Les jouvencelles devaient jeter sur le sol toutes leurs fleurs, afin d’éviter que le personnage céleste ne foule un espace de terre nue ; l’hommage se voulait grandiose. Aussi les rues du village se transformaient bientôt en un immense parterre fleuri, irréel.
Là, où la médiocrité de la vie se faisait cruellement sentir, la route se couvrant plus facilement à l’ordinaire, de déjections des troupeaux, se rendant au pâturage ; En ce jour de commémoration, nous flottions, sur un nuage de roses.
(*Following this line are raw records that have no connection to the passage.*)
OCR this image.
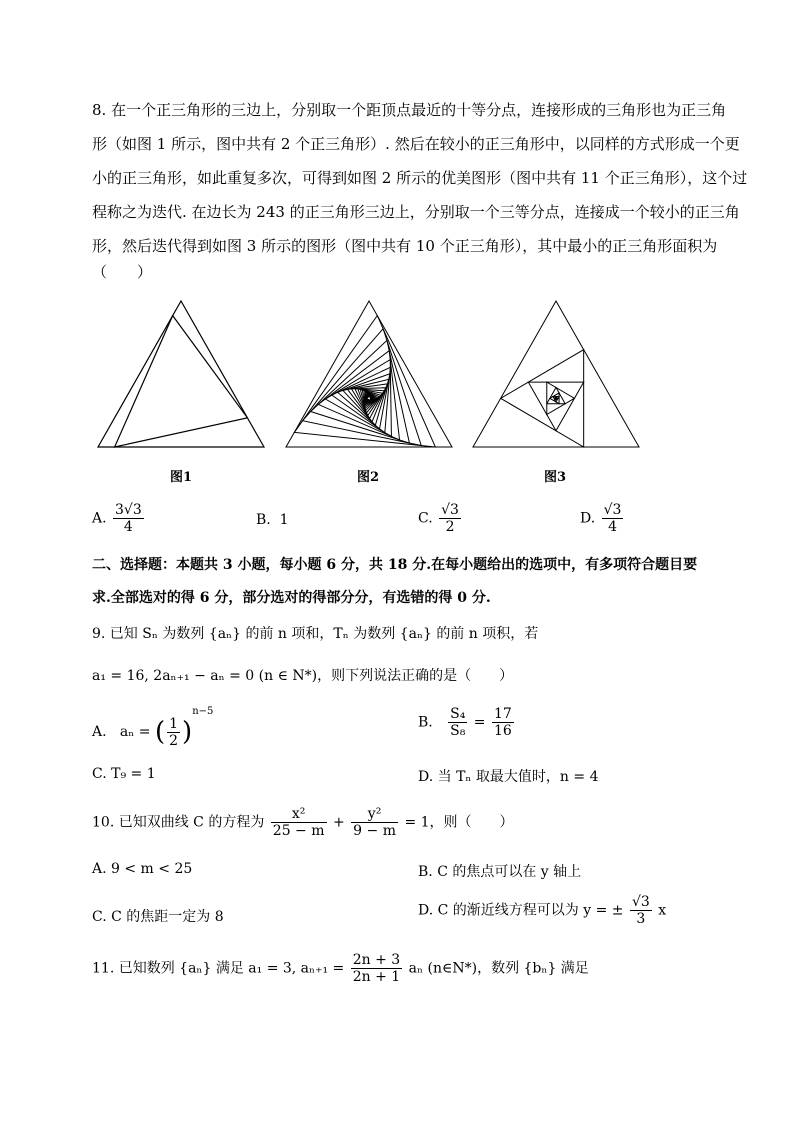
8. 在一个正三角形的三边上，分别取一个距顶点最近的十等分点，连接形成的三角形也为正三角
形（如图 1 所示，图中共有 2 个正三角形）. 然后在较小的正三角形中，以同样的方式形成一个更
小的正三角形，如此重复多次，可得到如图 2 所示的优美图形（图中共有 11 个正三角形），这个过
程称之为迭代. 在边长为 243 的正三角形三边上，分别取一个三等分点，连接成一个较小的正三角
形，然后迭代得到如图 3 所示的图形（图中共有 10 个正三角形），其中最小的正三角形面积为
（　　）
图1	图2	图3
A. $\frac{3√3}{4}$	B. 1	C. $\frac{√3}{2}$	D. $\frac{√3}{4}$
二、选择题：本题共 3 小题，每小题 6 分，共 18 分.在每小题给出的选项中，有多项符合题目要
求.全部选对的得 6 分，部分选对的得部分分，有选错的得 0 分.
9. 已知 Sₙ 为数列 {aₙ} 的前 n 项和，Tₙ 为数列 {aₙ} 的前 n 项积，若
a₁ = 16, 2aₙ₊₁ − aₙ = 0 (n ∈ N*)，则下列说法正确的是（　　）
A. aₙ = ( $\frac{1}{2} )^{n-5}$
B. $\frac{\text{S₄}}{\text{S₈}} = \frac{17}{16}$
C. T₉ = 1	D. 当 Tₙ 取最大值时，n = 4
10. 已知双曲线 C 的方程为 $\frac{\text{x²}}{25 - m} + \frac{\text{y²}}{9 - m} = 1$，则（　　）
A. 9 < m < 25	B. C 的焦点可以在 y 轴上
C. C 的焦距一定为 8	D. C 的渐近线方程可以为 y = ± $\frac{√3}{3}$ x
11. 已知数列 {aₙ} 满足 a₁ = 3, $a_{n+1} = \frac{2n + 3}{2n + 1}$ aₙ (n∈N*)，数列 {bₙ} 满足
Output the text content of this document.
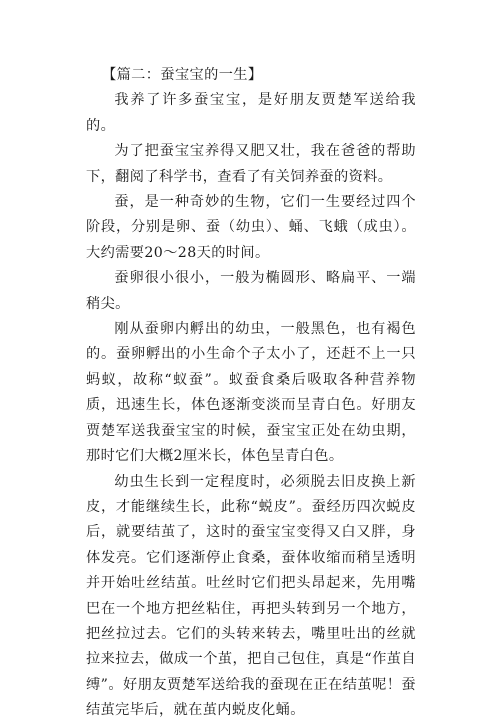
【篇二：蚕宝宝的一生】

我养了许多蚕宝宝，是好朋友贾楚军送给我的。

为了把蚕宝宝养得又肥又壮，我在爸爸的帮助下，翻阅了科学书，查看了有关饲养蚕的资料。

蚕，是一种奇妙的生物，它们一生要经过四个阶段，分别是卵、蚕（幼虫）、蛹、飞蛾（成虫）。大约需要20～28天的时间。

蚕卵很小很小，一般为椭圆形、略扁平、一端稍尖。

刚从蚕卵内孵出的幼虫，一般黑色，也有褐色的。蚕卵孵出的小生命个子太小了，还赶不上一只蚂蚁，故称“蚁蚕”。蚁蚕食桑后吸取各种营养物质，迅速生长，体色逐渐变淡而呈青白色。好朋友贾楚军送我蚕宝宝的时候，蚕宝宝正处在幼虫期，那时它们大概2厘米长，体色呈青白色。

幼虫生长到一定程度时，必须脱去旧皮换上新皮，才能继续生长，此称“蜕皮”。蚕经历四次蜕皮后，就要结茧了，这时的蚕宝宝变得又白又胖，身体发亮。它们逐渐停止食桑，蚕体收缩而稍呈透明并开始吐丝结茧。吐丝时它们把头昂起来，先用嘴巴在一个地方把丝粘住，再把头转到另一个地方，把丝拉过去。它们的头转来转去，嘴里吐出的丝就拉来拉去，做成一个茧，把自己包住，真是“作茧自缚”。好朋友贾楚军送给我的蚕现在正在结茧呢！蚕结茧完毕后，就在茧内蜕皮化蛹。
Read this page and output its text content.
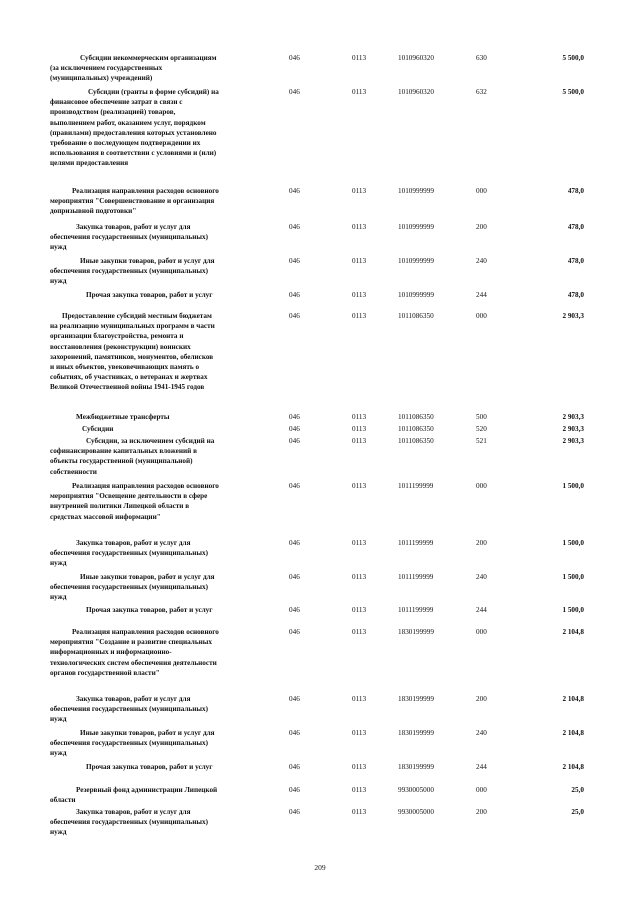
Субсидии некоммерческим организациям
(за исключением государственных
(муниципальных) учреждений)
046	0113	1010960320	630	5 500,0
Субсидии (гранты в форме субсидий) на
финансовое обеспечение затрат в связи с
производством (реализацией) товаров,
выполнением работ, оказанием услуг, порядком
(правилами) предоставления которых установлено
требование о последующем подтверждении их
использования в соответствии с условиями и (или)
целями предоставления
046	0113	1010960320	632	5 500,0
Реализация направления расходов основного
мероприятия "Совершенствование и организация
допризывной подготовки"
046	0113	1010999999	000	478,0
Закупка товаров, работ и услуг для
обеспечения государственных (муниципальных)
нужд
046	0113	1010999999	200	478,0
Иные закупки товаров, работ и услуг для
обеспечения государственных (муниципальных)
нужд
046	0113	1010999999	240	478,0
Прочая закупка товаров, работ и услуг	046	0113	1010999999	244	478,0
Предоставление субсидий местным бюджетам
на реализацию муниципальных программ в части
организации благоустройства, ремонта и
восстановления (реконструкции) воинских
захоронений, памятников, монументов, обелисков
и иных объектов, увековечивающих память о
событиях, об участниках, о ветеранах и жертвах
Великой Отечественной войны 1941-1945 годов
046	0113	1011086350	000	2 903,3
Межбюджетные трансферты	046	0113	1011086350	500	2 903,3
Субсидии	046	0113	1011086350	520	2 903,3
Субсидии, за исключением субсидий на
софинансирование капитальных вложений в
объекты государственной (муниципальной)
собственности
046	0113	1011086350	521	2 903,3
Реализация направления расходов основного
мероприятия "Освещение деятельности в сфере
внутренней политики Липецкой области в
средствах массовой информации"
046	0113	1011199999	000	1 500,0
Закупка товаров, работ и услуг для
обеспечения государственных (муниципальных)
нужд
046	0113	1011199999	200	1 500,0
Иные закупки товаров, работ и услуг для
обеспечения государственных (муниципальных)
нужд
046	0113	1011199999	240	1 500,0
Прочая закупка товаров, работ и услуг	046	0113	1011199999	244	1 500,0
Реализация направления расходов основного
мероприятия "Создание и развитие специальных
информационных и информационно-
технологических систем обеспечения деятельности
органов государственной власти"
046	0113	1830199999	000	2 104,8
Закупка товаров, работ и услуг для
обеспечения государственных (муниципальных)
нужд
046	0113	1830199999	200	2 104,8
Иные закупки товаров, работ и услуг для
обеспечения государственных (муниципальных)
нужд
046	0113	1830199999	240	2 104,8
Прочая закупка товаров, работ и услуг	046	0113	1830199999	244	2 104,8
Резервный фонд администрации Липецкой
области
046	0113	9930005000	000	25,0
Закупка товаров, работ и услуг для
обеспечения государственных (муниципальных)
нужд
046	0113	9930005000	200	25,0
209
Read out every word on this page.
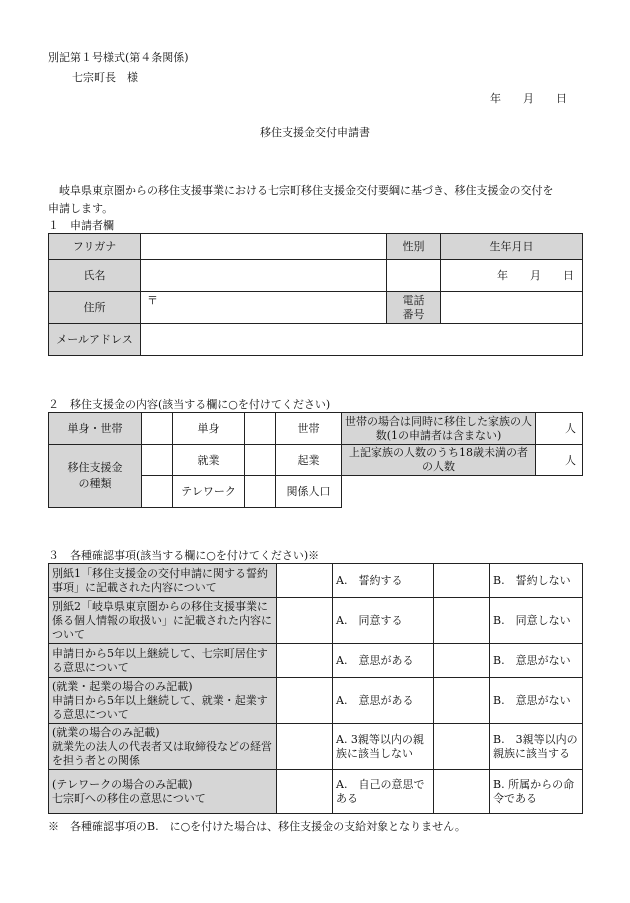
別記第１号様式(第４条関係)
七宗町長　様
年　　月　　日
移住支援金交付申請書
　岐阜県東京圏からの移住支援事業における七宗町移住支援金交付要綱に基づき、移住支援金の交付を
申請します。
１　申請者欄
フリガナ		性別	生年月日
氏名			年　　月　　日
住所	〒	電話
番号	
メールアドレス			
２　移住支援金の内容(該当する欄に○を付けてください)
単身・世帯		単身		世帯	世帯の場合は同時に移住した家族の人数(1の申請者は含まない)	人
移住支援金
の種類		就業		起業	上記家族の人数のうち18歳未満の者の人数	人
		テレワーク		関係人口		
３　各種確認事項(該当する欄に○を付けてください)※
別紙1「移住支援金の交付申請に関する誓約事項」に記載された内容について		A.　誓約する		B.　誓約しない
別紙2「岐阜県東京圏からの移住支援事業に係る個人情報の取扱い」に記載された内容について		A.　同意する		B.　同意しない
申請日から5年以上継続して、七宗町居住する意思について		A.　意思がある		B.　意思がない
(就業・起業の場合のみ記載)
申請日から5年以上継続して、就業・起業する意思について		A.　意思がある		B.　意思がない
(就業の場合のみ記載)
就業先の法人の代表者又は取締役などの経営を担う者との関係		A. 3親等以内の親族に該当しない		B.　3親等以内の親族に該当する
(テレワークの場合のみ記載)
七宗町への移住の意思について		A.　自己の意思である		B. 所属からの命令である
※　各種確認事項のB.　に○を付けた場合は、移住支援金の支給対象となりません。
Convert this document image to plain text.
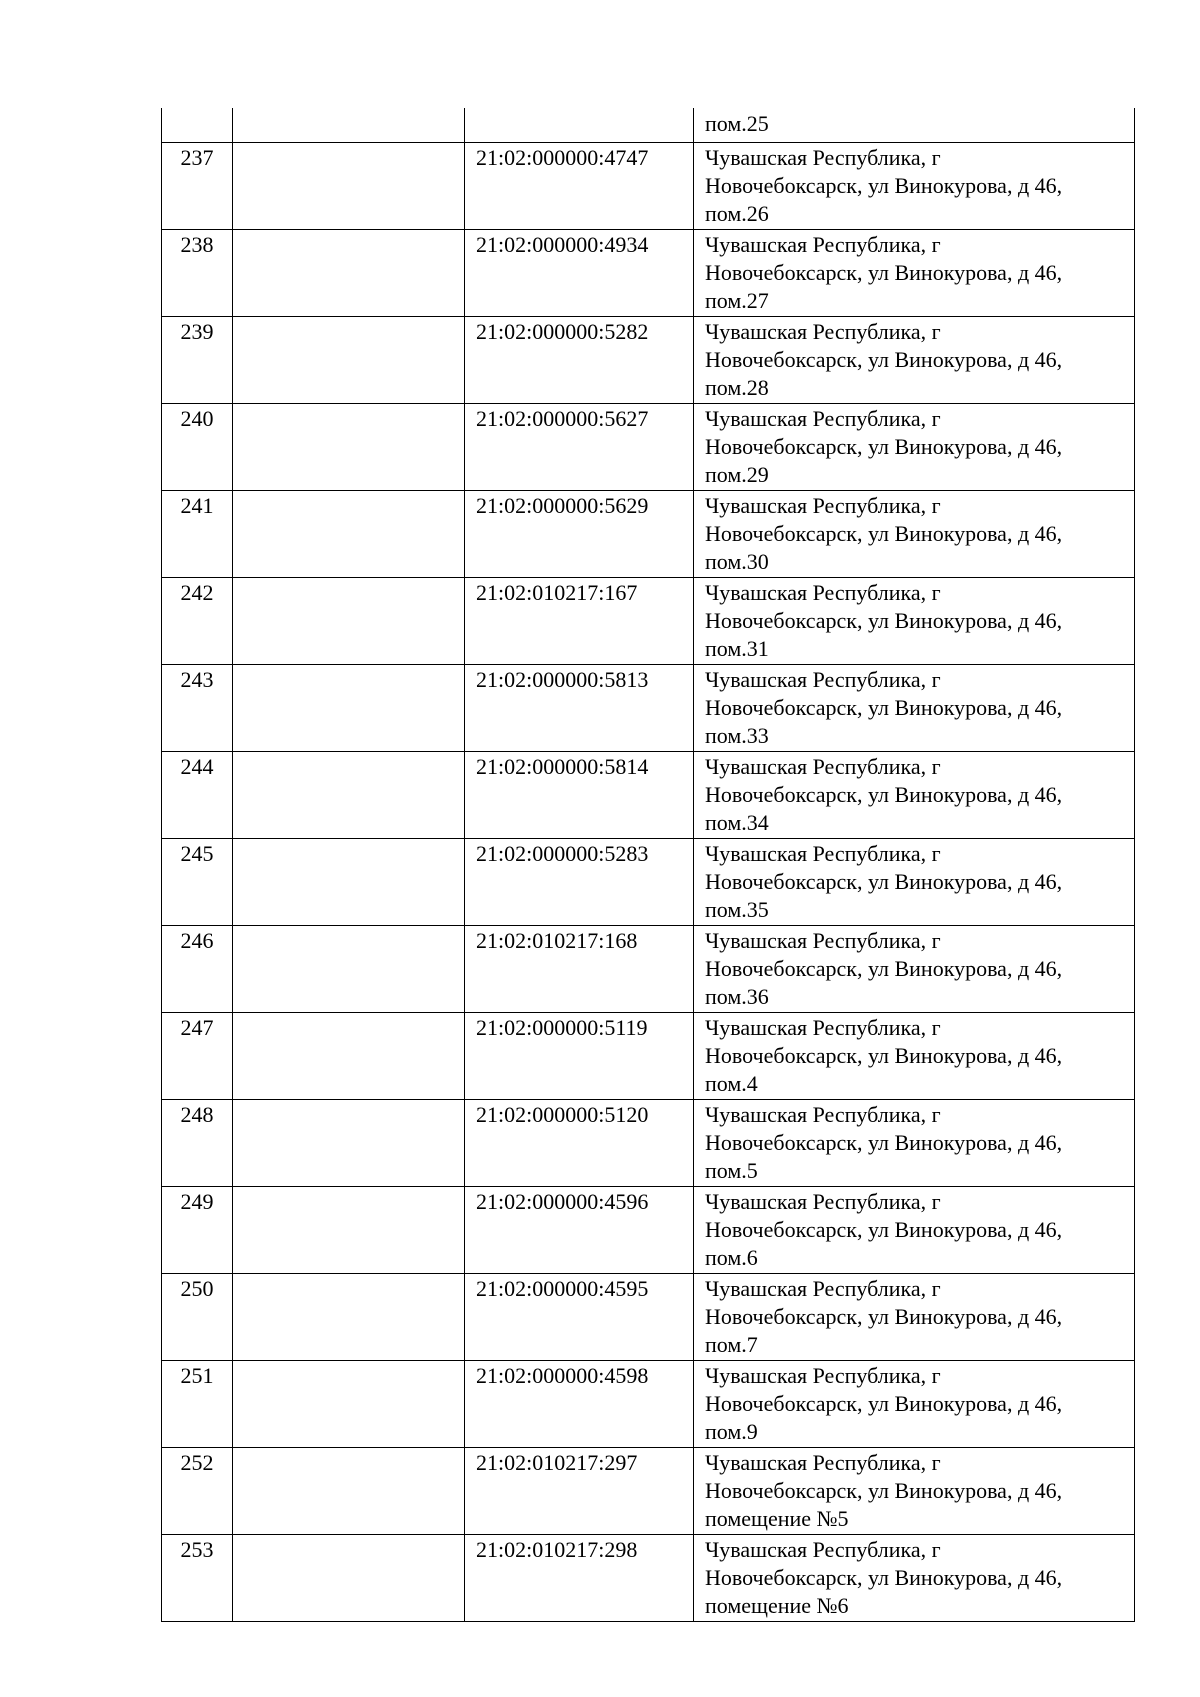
			пом.25

237		21:02:000000:4747	Чувашская Республика, г
Новочебоксарск, ул Винокурова, д 46,
пом.26

238		21:02:000000:4934	Чувашская Республика, г
Новочебоксарск, ул Винокурова, д 46,
пом.27

239		21:02:000000:5282	Чувашская Республика, г
Новочебоксарск, ул Винокурова, д 46,
пом.28

240		21:02:000000:5627	Чувашская Республика, г
Новочебоксарск, ул Винокурова, д 46,
пом.29

241		21:02:000000:5629	Чувашская Республика, г
Новочебоксарск, ул Винокурова, д 46,
пом.30

242		21:02:010217:167	Чувашская Республика, г
Новочебоксарск, ул Винокурова, д 46,
пом.31

243		21:02:000000:5813	Чувашская Республика, г
Новочебоксарск, ул Винокурова, д 46,
пом.33

244		21:02:000000:5814	Чувашская Республика, г
Новочебоксарск, ул Винокурова, д 46,
пом.34

245		21:02:000000:5283	Чувашская Республика, г
Новочебоксарск, ул Винокурова, д 46,
пом.35

246		21:02:010217:168	Чувашская Республика, г
Новочебоксарск, ул Винокурова, д 46,
пом.36

247		21:02:000000:5119	Чувашская Республика, г
Новочебоксарск, ул Винокурова, д 46,
пом.4

248		21:02:000000:5120	Чувашская Республика, г
Новочебоксарск, ул Винокурова, д 46,
пом.5

249		21:02:000000:4596	Чувашская Республика, г
Новочебоксарск, ул Винокурова, д 46,
пом.6

250		21:02:000000:4595	Чувашская Республика, г
Новочебоксарск, ул Винокурова, д 46,
пом.7

251		21:02:000000:4598	Чувашская Республика, г
Новочебоксарск, ул Винокурова, д 46,
пом.9

252		21:02:010217:297	Чувашская Республика, г
Новочебоксарск, ул Винокурова, д 46,
помещение №5

253		21:02:010217:298	Чувашская Республика, г
Новочебоксарск, ул Винокурова, д 46,
помещение №6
Gens simples, dépourvus de toutes richesses matérielles, nous savions créer notre Sensationnel….
Notre seule foi, se trouvait être l’instigatrice de ces manifestations et nous étions heureux, en parfaite harmonie avec notre conscience, ne suivions nous pas à la lettre les enseignements de notre cher curé ? De mère en fille, la croyance nous était transmise, héritage irréfutable, unique legs, nous le cachions au fond de nous mêmes et le considérions tel un bien inestimable ; en cette croyance profondément enracinée, ne trouvions nous pas la panacée idéale, à tous nos maux de pauvres bougres ? Aussi, certaines questions existentielles, ne nous effleuraient même pas…nous ne cherchions pas à mettre en doute, un acquis de plusieurs siècles, cela aurait été un sacrilège impensable, comme une offense à nos chers disparus… ! respectueux de leur mémoire, nous perpétuions leurs coutumes religieuses, tout naturellement.
L’église se trouvait en terrain conquis, il aurait été mal vu, d’apporter la contradiction. Nous portions l’oriflamme des chrétiens, bien avant celui de la Lorraine, et avant celui de la France….Bientôt le drapeau que je privilégierais sera celui de mon pays.
En cette période troublée, la confiance que je plaçais en Dieu, commençait à se lézarder ; j’avais peur, mes doutes sur l’infinie clémence de l’être suprême, devenaient perceptibles….pour douter tout court.. J’apprenais au contact de la vie, cela s’appelle : Évolution.